Benchmark share indices ended near two-month closing lows on Thursday, amid weak European cues, with metal shares declining the most on worries that global economic growth slowdown would hurt demand.
The 30-share Sensex ended lower by 1.3% or 350 points at 25,999 and the Nifty was off 1.5% or 116 points to close at 7,748.
India's volatility index, India VIX surged 12.6% to end at 16.43, the highest closing level in three months.
Foreign funds were net sellers in equities to the tune of Rs 695 crore on Tuesday.
Earlier in the day, the markets had opened lower but rebounded later defying weak Asian markets as exit polls suggested that the ruling Bharatiya Janata Party is set to emerge as the largest party in Maharashtra, thanks to intense campaigning by Prime Minister Narendra Modi.
However, the market turned choppy later and witnessed a sell-off in late trades.
In the broader markets, the Mid and Smallcap indices ended down 2.5% each, underperforming the BSE benchmark index.
Global Markets
Global markets showed some signs of stabilisation on Thursday after their most turbulent day in four years, but worries about world growth and the end of years of US stimulus kept investors in a fraught mood.
European stocks bounced 1% as the region's bourses opened after Wednesday's 3.2% plunge, but fell back into the red soon after on concerns about a bond market sell-off in the debt of peripheral euro zone countries. CAC, FTSE and DAX were down 2-4% each.
Asian shares were off session lows but still nursed losses amid a sell-off in global equities on Thursday, as heightened concerns about world economic growth pressured US Treasury yields and curtailed the dollar's recent rally.
MSCI's broadest index of Asia-Pacific shares outside Japan was down about 0.3% in late afternoon trade.
Shanghai shares bucked the downtrend and added 0.1% after Chinese bank lending data provided a regional bright spot.
Lending beat expectations last month, a sign that demand for credit may be picking
Japan's Nikkei stock average tumbled 2.2% and touched a 4-1/2-month low, though it, too, pulled away from session lows as the dollar retook some ground lost to the yen.
Sectors & Stocks
All the sectoral indices closed in red with the FMCG being the least affected, down 0.04%.
Among the draggers were Auto, Consumer Durables, Capital Goods, Metal and Power indices which ended down 2-4%.

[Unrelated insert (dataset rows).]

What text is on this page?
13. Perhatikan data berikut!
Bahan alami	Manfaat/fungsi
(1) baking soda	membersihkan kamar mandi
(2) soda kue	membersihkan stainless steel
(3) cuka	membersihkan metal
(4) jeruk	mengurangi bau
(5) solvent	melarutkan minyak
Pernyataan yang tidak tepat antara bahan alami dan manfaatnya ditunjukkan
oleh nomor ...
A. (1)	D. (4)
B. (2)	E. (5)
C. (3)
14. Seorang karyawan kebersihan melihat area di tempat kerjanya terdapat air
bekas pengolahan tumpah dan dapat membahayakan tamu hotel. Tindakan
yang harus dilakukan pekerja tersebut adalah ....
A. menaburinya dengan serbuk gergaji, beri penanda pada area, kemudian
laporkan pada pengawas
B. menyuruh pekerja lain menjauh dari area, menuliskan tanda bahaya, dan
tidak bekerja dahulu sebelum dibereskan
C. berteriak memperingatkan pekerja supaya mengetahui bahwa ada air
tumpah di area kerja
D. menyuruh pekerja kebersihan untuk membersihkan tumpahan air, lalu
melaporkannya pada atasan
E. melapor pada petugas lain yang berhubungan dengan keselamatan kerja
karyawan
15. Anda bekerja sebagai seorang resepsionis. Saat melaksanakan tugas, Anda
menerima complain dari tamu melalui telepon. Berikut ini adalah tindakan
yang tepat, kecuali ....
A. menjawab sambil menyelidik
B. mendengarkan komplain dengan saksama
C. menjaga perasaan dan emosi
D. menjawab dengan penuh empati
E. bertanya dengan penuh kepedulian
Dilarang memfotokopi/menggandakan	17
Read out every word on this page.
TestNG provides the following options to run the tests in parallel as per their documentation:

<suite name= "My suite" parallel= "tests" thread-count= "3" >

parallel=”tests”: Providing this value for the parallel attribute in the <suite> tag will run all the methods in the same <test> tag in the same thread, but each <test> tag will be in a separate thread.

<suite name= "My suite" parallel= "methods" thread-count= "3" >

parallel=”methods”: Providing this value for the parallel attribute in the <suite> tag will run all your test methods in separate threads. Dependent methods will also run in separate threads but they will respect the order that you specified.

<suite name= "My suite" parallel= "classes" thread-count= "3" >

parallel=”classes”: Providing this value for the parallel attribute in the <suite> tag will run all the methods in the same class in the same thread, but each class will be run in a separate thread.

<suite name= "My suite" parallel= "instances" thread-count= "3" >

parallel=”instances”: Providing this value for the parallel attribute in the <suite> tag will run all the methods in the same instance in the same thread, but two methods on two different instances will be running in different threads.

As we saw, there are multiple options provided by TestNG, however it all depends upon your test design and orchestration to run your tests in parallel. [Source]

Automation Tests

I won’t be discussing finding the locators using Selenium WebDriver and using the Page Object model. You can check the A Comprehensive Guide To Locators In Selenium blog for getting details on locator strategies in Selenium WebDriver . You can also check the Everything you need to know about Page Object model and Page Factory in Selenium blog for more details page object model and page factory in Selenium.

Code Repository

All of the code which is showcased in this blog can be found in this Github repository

L&T, Crompton Greaves and BHEL closed down 1-8% dragging the Capital Goods index lower.
Metal stocks were the top losers on concerns of contraction in global demand. Hindalco, Sesa Sterlite, Jindal Steel and Tata Steel slumped 3.5-5.5%.
Earlier in the day, Tata Steel was gained after it signed a memorandum of understanding with the Geneva-based Klesch group for the potential sale of its long products business in Europe and associated distribution activities.
Analysts said the division accounted for 25 per cent of Tata Steel’s European operations.
However, defensive space like FMCG witnessed fresh buying. ITC gained 1.5% despite the recommendations by an expert committee to increase the space to be dedicated to statutory warnings on cigarette packs and impose ban on sale of loose cigarette sticks.
HUL was flat with a negative bias.
From the IT space, TCS, Infosys and Wipro dropped 0.8-1.5%
Auto space was which mixed for most part of the trading session closed in red.
Tata Motors, Maruti, Hero MotoCorp and M&M lost 1-4.5%.
All the banking stocks ended in red.
Axis Bank, HDFC twins, SBI and ICICI Bank declined 1-2.5%.
In the Oil & Gas space, index heavyweight, Reliance Industries dropped 3% despite impressive Q2 results.
Analysts have raised concerns about company diversification from core businesses of refining and petro to retail and telecom. ONGC was down 1.2% while GAIL edged higher by 0.7%.
Among reality stocks DLF has attracted investors due to cheaper valuation.
The stock ended up 5% after nearly 29% slump yesterday.